The city also argued the trial court erred when it determined CID had standing to bring an action under CEQA. The city asserted the water district could not claim public interest standing to bring a citizen suit under CEQA. The city reasoned that a public agency could not qualify for public interest standing because it is a governmental body. The court declined to address this argument after finding the district adequately met the usual “beneficially interested” standing requirement under Code of Civil Procedure section 1086.

The court determined the district was “beneficially interested” after citing Water Code section 22650, which states, “A district may commence and maintain any actions and proceedings to carry out its purposes or protect its interests…”  The court determined “interests” in this section included all beneficial interests sufficient to satisfying standing requirements of Code of Civil Procedure section 1086. As a result, CID had authority under the Water Code to pursue CEQA litigation to protect its beneficial interests.

The court declined to adopt the city’s argument that a public agency only has a special interest or right, and therefore a beneficial interest, if the project affects a natural resource over which the agency has jurisdiction. The city attempted to support its argument by citing to CEQA Guidelines which limit the matters a public agency may comment on during environmental review. The court noted, however, that public agencies are authorized to submit comments to the lead agency on projects with impacts falling outside their legal jurisdiction if an affected resource is within an area of expertise of the agency. Therefore, the court concluded a public agency’s beneficial interests are not limited only to resources over which it has direct jurisdiction.

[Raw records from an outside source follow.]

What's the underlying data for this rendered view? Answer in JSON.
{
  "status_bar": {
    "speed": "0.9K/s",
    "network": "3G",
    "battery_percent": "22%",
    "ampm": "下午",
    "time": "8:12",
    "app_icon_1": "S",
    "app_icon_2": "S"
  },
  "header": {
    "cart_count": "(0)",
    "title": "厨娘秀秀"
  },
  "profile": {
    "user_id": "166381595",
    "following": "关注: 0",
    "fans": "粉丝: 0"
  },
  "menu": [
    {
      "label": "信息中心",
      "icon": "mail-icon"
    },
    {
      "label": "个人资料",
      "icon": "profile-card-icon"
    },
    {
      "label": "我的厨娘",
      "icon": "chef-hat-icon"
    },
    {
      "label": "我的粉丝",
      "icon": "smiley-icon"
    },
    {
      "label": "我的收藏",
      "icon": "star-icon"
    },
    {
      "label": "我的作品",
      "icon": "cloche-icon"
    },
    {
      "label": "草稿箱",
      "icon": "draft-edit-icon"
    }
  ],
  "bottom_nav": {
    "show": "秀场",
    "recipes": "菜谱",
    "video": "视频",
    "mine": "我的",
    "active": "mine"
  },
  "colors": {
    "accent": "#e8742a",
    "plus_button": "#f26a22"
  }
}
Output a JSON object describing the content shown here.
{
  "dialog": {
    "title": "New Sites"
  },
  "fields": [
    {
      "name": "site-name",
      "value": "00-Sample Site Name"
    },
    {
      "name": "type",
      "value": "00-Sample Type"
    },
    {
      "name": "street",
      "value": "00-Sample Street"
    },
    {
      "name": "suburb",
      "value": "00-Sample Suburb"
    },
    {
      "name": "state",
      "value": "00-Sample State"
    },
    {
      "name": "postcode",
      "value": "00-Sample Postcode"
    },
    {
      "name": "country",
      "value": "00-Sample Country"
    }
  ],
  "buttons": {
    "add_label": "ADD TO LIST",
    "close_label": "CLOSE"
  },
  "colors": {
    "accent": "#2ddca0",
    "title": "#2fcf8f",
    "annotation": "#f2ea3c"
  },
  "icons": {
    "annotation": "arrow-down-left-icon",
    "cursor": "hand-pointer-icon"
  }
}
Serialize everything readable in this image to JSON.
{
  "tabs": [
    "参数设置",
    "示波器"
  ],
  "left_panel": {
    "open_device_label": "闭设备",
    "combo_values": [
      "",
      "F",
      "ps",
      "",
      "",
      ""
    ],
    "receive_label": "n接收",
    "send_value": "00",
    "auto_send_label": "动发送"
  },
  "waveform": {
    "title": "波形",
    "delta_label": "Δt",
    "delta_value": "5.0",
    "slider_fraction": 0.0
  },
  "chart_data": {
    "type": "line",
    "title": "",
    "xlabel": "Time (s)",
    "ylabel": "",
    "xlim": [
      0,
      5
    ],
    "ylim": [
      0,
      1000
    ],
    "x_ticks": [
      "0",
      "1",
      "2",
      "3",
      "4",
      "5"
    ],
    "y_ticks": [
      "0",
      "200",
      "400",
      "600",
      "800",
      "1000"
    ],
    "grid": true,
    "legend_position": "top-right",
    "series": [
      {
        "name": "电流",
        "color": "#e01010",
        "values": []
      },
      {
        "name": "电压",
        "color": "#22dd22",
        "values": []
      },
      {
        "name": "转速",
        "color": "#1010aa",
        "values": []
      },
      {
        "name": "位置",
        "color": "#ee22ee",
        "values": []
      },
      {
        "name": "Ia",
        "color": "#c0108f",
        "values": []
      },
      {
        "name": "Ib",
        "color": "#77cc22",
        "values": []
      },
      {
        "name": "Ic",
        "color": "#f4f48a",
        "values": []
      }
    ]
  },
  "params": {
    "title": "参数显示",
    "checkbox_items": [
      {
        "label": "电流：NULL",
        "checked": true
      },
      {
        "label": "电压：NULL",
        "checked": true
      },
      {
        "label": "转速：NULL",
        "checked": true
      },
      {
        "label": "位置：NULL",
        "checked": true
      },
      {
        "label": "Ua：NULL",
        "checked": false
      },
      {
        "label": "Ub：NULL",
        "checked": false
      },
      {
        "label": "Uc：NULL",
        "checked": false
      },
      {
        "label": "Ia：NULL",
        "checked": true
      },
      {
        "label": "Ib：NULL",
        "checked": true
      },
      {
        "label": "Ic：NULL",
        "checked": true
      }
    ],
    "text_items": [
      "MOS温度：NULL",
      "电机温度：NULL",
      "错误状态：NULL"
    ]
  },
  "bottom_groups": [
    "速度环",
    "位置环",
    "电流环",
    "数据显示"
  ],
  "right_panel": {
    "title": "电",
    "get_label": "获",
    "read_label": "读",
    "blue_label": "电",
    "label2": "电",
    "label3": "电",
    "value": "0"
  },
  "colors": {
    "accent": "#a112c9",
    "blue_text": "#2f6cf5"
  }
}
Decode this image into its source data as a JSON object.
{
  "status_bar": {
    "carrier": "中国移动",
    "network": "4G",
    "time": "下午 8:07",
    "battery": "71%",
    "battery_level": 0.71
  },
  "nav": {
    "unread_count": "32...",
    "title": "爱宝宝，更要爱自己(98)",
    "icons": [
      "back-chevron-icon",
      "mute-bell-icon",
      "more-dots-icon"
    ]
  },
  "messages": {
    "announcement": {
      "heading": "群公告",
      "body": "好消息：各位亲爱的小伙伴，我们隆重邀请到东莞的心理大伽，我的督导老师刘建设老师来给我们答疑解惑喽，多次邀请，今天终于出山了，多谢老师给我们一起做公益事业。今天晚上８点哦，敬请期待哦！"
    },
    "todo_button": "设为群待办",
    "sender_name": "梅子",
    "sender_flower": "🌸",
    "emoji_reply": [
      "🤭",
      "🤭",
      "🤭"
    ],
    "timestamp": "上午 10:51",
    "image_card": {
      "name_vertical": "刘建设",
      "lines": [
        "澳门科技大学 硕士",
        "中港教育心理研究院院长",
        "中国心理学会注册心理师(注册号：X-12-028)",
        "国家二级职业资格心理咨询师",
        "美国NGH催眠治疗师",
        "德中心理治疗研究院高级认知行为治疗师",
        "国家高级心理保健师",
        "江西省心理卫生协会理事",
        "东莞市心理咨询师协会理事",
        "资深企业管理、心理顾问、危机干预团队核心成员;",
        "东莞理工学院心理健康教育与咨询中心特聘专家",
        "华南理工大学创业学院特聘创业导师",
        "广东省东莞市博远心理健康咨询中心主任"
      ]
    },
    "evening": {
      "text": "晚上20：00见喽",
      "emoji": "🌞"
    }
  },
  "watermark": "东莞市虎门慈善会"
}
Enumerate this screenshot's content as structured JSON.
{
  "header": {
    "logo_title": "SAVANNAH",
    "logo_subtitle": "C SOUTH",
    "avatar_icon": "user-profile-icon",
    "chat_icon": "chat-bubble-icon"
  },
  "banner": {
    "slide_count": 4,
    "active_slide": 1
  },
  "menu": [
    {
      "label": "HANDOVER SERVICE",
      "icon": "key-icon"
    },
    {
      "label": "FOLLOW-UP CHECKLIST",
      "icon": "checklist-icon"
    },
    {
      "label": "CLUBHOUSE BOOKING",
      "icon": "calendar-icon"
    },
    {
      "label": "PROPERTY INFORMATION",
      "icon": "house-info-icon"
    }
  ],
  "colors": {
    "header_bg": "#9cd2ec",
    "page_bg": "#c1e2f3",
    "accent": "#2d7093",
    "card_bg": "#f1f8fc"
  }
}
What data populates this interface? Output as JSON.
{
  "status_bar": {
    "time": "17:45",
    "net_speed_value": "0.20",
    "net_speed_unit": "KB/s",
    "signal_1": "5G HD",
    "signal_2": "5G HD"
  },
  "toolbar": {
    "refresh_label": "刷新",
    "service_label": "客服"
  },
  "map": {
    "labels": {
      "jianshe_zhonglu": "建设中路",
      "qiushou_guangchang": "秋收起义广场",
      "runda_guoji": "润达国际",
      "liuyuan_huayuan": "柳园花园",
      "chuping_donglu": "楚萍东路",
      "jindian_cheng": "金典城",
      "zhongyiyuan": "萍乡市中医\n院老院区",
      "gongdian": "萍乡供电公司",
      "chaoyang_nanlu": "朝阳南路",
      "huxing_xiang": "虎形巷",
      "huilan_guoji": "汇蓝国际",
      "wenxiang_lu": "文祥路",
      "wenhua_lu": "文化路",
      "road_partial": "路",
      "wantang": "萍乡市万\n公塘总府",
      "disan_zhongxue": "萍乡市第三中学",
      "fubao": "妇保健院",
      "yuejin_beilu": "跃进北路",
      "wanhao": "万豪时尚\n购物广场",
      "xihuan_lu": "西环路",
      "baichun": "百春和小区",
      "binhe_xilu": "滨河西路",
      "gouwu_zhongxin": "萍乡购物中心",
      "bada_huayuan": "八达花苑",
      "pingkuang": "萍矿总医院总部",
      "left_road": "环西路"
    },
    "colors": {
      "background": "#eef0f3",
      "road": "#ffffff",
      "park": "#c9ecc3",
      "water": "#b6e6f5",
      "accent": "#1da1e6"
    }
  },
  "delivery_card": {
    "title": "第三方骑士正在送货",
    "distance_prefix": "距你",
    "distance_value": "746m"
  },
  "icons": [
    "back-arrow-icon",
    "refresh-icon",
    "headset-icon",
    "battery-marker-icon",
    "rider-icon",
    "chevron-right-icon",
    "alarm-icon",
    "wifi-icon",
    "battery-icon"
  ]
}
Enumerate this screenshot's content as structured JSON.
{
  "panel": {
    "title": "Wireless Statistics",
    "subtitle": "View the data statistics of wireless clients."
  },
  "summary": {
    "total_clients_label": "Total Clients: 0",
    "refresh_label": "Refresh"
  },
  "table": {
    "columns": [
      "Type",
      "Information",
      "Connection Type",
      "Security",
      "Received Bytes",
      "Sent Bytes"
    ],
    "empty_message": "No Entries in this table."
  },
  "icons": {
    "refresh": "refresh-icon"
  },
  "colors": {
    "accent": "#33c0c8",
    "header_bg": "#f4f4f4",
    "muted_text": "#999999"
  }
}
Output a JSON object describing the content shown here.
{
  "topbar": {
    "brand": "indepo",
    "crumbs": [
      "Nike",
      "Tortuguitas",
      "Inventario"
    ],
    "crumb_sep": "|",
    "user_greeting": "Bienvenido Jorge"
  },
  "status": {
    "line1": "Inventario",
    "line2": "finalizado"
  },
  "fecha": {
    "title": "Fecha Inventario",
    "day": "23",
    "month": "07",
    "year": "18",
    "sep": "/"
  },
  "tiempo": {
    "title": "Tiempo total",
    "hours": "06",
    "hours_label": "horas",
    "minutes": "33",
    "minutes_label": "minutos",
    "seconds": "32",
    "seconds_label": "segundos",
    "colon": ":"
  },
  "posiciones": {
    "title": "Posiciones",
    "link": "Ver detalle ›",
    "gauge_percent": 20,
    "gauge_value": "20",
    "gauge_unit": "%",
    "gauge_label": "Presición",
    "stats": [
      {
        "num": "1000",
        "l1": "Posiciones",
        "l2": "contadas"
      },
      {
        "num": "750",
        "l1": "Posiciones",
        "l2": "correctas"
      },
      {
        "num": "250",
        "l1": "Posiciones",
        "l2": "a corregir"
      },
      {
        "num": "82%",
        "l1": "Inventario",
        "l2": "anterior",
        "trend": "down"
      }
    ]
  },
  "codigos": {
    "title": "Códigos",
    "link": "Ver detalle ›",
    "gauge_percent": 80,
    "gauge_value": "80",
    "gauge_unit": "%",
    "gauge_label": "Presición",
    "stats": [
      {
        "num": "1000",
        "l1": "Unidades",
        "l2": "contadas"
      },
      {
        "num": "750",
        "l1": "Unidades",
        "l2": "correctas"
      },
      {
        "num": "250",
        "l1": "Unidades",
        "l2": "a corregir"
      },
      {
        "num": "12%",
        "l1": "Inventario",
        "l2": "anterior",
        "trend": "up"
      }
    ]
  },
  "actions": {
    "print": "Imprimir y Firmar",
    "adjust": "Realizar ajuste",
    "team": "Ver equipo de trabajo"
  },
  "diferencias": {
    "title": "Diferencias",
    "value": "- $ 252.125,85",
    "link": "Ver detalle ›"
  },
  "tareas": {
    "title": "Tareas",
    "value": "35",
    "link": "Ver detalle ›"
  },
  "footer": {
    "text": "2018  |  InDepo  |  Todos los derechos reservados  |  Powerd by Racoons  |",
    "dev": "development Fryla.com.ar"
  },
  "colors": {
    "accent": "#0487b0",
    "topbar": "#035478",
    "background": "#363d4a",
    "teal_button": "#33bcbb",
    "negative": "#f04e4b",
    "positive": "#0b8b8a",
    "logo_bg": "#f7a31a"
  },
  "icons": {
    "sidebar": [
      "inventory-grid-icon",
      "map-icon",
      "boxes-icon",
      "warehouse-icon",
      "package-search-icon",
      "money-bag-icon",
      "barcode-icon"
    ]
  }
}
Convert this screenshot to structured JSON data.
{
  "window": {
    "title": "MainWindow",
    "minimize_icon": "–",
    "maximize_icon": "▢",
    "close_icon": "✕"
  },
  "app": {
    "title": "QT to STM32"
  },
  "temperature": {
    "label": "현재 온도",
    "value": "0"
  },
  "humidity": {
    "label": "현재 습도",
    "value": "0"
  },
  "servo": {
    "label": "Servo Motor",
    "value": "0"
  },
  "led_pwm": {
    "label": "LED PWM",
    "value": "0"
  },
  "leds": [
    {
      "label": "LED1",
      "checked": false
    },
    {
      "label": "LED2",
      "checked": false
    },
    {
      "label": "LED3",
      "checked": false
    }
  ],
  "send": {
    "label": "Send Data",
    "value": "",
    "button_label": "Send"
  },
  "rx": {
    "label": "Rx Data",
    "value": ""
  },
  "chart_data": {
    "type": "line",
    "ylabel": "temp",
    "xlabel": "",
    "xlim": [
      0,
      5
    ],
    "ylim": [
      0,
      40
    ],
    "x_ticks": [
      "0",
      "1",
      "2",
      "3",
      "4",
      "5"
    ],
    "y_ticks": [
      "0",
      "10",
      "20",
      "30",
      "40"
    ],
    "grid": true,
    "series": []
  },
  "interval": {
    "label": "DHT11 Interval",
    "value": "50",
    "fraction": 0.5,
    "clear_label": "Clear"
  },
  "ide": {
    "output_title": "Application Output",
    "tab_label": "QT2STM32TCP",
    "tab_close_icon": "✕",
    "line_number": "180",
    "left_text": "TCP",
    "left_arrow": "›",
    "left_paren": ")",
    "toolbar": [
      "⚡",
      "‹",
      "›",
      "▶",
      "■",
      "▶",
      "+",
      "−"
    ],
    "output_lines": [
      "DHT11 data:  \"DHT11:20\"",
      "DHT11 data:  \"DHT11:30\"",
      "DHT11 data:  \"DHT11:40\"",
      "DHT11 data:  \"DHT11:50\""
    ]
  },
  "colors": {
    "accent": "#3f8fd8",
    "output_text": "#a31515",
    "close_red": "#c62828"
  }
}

In this case, the district argued its operations, including that of numerous groundwater recharge basins, would be adversely affected by the project. The court found the operation of these recharge basins gave CID a special interest in the local groundwater. As a result, the district had a beneficial interest that could be adversely affected by the project. Therefore, the district satisfied the standing requirements necessary to file suit to enforce CEQA.

Application of the Fair Argument Standard

An agency’s decision to certify a negative or mitigated negative declaration is reviewed by courts under the fair argument test. If this test is met, then the declaration is overturned and the agency must prepare and certify an environmental impact report. A fair argument that a particular project may have a significant adverse effect on the environment must be supported by substantial evidence in the administrative record. The city argued the lead agency has discretion to determine whether evidence presented is actually substantial. The court disagreed and noted that whether an administrative record contains sufficient evidence to support a fair argument is a question of law.  Instead, the court found deference to the agency appropriate only for limited issues of credibility.

To support rejecting evidence for lack of credibility, an agency must identify that evidence with sufficient particularity to allow a reviewing court to determine if there were actually disputed issues of credibility. The court determined this was an appropriate requirement to prevent post hoc rationalization by the agency. In this case, the city could provide no citations to the administrative record showing any decision-maker questioned the credibility of any evidence presented. Therefore, court declined to defer to the city when reviewing the record to determine if it supported a fair argument that the project would cause significant adverse impacts.

Conclusion

This case further illustrates the difficulty lead agencies can face in defending MNDs. It also indicates that it is important for agencies to identify and discuss the reasons they believe presented evidence may not be credible. If an agency fails to do this, a court is likely to dismiss subsequently presented credibility challenges as simply post hoc rationalization.

In addition, an agency’s beneficial interest in CEQA proceedings extends not only to just the natural resources over which the agency has direct jurisdiction, but also those which have some relation or connection to the jurisdictional resource areas.